Я сдвинулся на очередной обрыв пола, откинулся назад и, опершись на руки, стал размышлять. Потом я сгорбился, положил локти на колени. Потом опускал пальцы в пол, который я про себя называл облаками, и внутри он был как множество маленьких шариков, что наполняют антистрессовые игрушки.
- Я решил.
- Говори.
- Я хочу увидеть, я хочу увидеть, как я в последний раз ехал на санках, как последний раз пил кофе, как видел Мери.
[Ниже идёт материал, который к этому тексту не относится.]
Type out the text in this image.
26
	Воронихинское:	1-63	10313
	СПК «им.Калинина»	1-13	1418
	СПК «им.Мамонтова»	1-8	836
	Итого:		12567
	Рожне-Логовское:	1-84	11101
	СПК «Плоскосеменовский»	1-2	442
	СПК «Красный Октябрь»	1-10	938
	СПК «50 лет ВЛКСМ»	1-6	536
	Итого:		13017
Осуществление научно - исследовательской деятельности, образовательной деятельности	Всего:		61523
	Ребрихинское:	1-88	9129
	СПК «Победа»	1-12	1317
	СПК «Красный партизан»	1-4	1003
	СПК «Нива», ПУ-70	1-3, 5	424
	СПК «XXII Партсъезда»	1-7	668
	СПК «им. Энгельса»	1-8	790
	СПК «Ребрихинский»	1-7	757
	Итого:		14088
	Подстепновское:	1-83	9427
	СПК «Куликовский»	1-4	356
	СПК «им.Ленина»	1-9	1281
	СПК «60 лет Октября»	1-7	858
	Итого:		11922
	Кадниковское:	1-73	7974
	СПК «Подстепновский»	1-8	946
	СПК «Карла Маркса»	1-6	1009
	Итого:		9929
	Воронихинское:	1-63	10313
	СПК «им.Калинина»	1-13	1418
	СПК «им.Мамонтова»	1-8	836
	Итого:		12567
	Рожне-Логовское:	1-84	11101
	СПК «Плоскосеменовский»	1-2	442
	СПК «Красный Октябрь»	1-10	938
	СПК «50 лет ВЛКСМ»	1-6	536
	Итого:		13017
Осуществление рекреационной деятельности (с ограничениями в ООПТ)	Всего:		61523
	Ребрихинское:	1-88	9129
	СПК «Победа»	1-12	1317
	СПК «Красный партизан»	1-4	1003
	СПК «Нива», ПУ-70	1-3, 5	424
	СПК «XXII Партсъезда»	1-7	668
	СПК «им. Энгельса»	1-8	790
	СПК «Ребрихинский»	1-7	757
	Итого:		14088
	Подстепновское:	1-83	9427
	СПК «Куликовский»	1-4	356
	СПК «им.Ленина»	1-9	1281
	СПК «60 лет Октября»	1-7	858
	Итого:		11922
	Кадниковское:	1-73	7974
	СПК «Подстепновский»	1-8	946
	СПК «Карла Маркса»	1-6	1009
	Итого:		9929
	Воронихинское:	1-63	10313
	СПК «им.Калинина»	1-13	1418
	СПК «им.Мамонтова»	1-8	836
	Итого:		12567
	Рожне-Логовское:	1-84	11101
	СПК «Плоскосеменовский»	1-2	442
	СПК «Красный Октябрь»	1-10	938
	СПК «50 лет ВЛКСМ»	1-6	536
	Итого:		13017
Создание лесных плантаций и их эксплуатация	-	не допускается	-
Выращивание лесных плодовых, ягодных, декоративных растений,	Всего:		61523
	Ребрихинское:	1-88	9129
- А ты не такой конченый человек, Вудворд Стайски. Хорошо, но мне надо тебе кое-что разъяснить. Ты будешь всё видеть, слышать, чувствовать, ощущать. Но этого не будет по отношению к тебе: тебя не видят, не слышат, не чувствуют. Можешь брать вазы, чужие руки - этого никто не заметит, ты будешь в параллельном пространстве. Сквозь тебя никто не будет проходить - просто изберут другой маршрут.
- Я могу что-то взять с собой?
- Фотоаппарат, бумага, ручка - всё, как обычно, Вуд. – Он протянул мне мой затертый кожаный рюкзачок.
- Я могу идти?
- Да.
Он поставил перед собой две ладони ребром к ребру, а потом развел их, как разводят двери супермаркеты. Я зажмурился от резко ударившего в глаза порыва ветра.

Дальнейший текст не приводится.